Und womöglich hatte er genau darauf gewartet, um mir seine und Alexas Reisepläne zu offerieren.
„Dachtest du nicht daran zu verreisen? Ich sprach mit Alexa und wir (WIR?!!! Sagte er!!! WIR!) fänden es schön, gemeinsam nach Kalifornien zu Alexas Eltern und dann nach Hawaii zu fliegen. Was hältst du davon?“
„Dasselbe wie noch vor einige Tagen. NICHTS!“, wurde ich patzig und ich fand, ich hatte jedes Recht dazu, ob dieser Dreistigkeit! Was dachte er sich nur dabei. Es war ihm doch sicher bewusst, dass ich genau das eben nicht haben wollte!

Götter noch eins!!! War nicht noch vor Tagen mit Gunnar und mir alles so toll gewesen? Warum enttäuscht er mich immer wieder so derart schlimm? Und jedes Mal hat es mit anderen Frauen zu tun. Im Augenblick speziell und vor allem mit dieser Alexa. Diese Frau muss eindeutig aus unserem Leben verschwinden!
„Wann gedachtet ihr denn zu reisen?“, fragte ich zwar mit ruhiger Stimme, jedoch mit Wut im Bauch.
„Wann immer es dir danach wäre. Denn ich dachte auch daran, wenn wir schon einmal in Amerika sind, Marie und die Kinder zu besuchen.“
Ich hätte schreien können! Eine Reise a la carte für meinen Ehemann, die jedoch nichts mit mir zu tun hatte! Sollte ich diesbezüglich vielleicht doch darüber nachdenken, mit Sasha Fliess eine Reise zu tun?  So wie er es vorgeschlagen hatte. Denn mit Derek war ebenso nicht zu rechnen. Seine Verpflichtungen nahmen stetig zu, welche er um meinetwillen nicht vernachlässigen konnte.
Andererseits war Sasha Fliess nicht wirklich mein Typ, was dagegen sprach. Nicht, dass ich ihn nicht mochte. Er ist verhältnismäßig hübsch anzusehen.
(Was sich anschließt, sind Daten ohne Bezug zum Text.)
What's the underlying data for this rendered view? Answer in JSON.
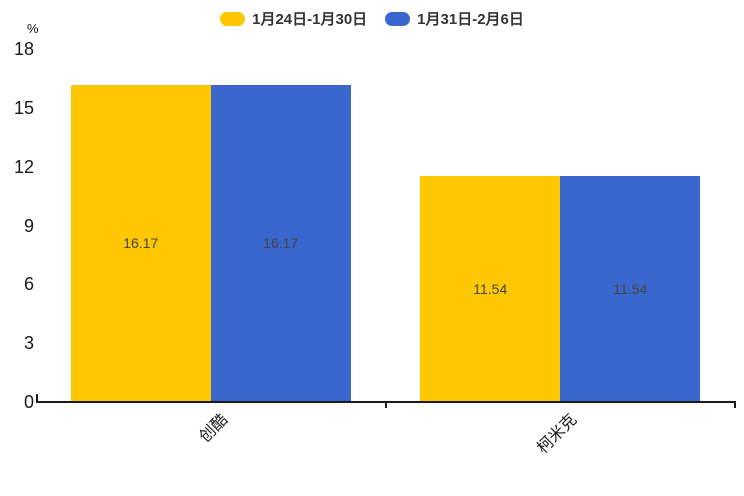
{
  "chart_data": {
    "type": "bar",
    "title": "",
    "categories": [
      "创酷",
      "柯米克"
    ],
    "series": [
      {
        "name": "1月24日-1月30日",
        "color": "#FDC702",
        "values": [
          16.17,
          11.54
        ]
      },
      {
        "name": "1月31日-2月6日",
        "color": "#3A67CD",
        "values": [
          16.17,
          11.54
        ]
      }
    ],
    "value_labels": [
      "16.17",
      "16.17",
      "11.54",
      "11.54"
    ],
    "xlabel": "",
    "ylabel": "%",
    "ylim": [
      0,
      18
    ],
    "yticks": [
      0,
      3,
      6,
      9,
      12,
      15,
      18
    ],
    "grid": false,
    "legend_position": "top-center",
    "value_label_position": "inside-center",
    "x_label_rotation_deg": -45
  },
  "colors": {
    "background": "#FFFFFF",
    "axis": "#1A1A1A",
    "tick_label": "#1A1A1A",
    "value_label": "#444444",
    "legend_text": "#333333",
    "series_yellow": "#FDC702",
    "series_blue": "#3A67CD"
  }
}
Groß, mit eins neunzig und muskulös. Die Züge seines Gesichts sind sehr fein. (Jedoch erkennt man den Juden darin.) Er besitzt zweifellos ein durchaus attraktives Äußeres, dass so manches Frauenherz zum Schmelzen bringen mag. Nur meines nicht. Tut mir leid.
Aber da wäre schließlich immer noch Jason. Die Kinder in Hawaii bei seiner Familie. Die Frau in der Psychiatrie. Er wäre ein lohnendes Ziel. Sicherlich in keinster Weise aufdringlich oder bedrängend. Das war er nie. Auch er suchte nur die vereinzelten Gelegenheiten. Nie etwas Festes. Ich hatte stets den Eindruck, dass er sich nie von seiner Frau trennen wird. Und ist es nicht genau das, was ich benötige? Nur bisher nicht in Anspruch nahm. Denn seine Frau….ist tödlich….in ihrer verwirrten und krankhaft eifersüchtigen Natur.

Alles in allem, steht alles wieder offen……………und ich weiß nicht, was ich tun soll.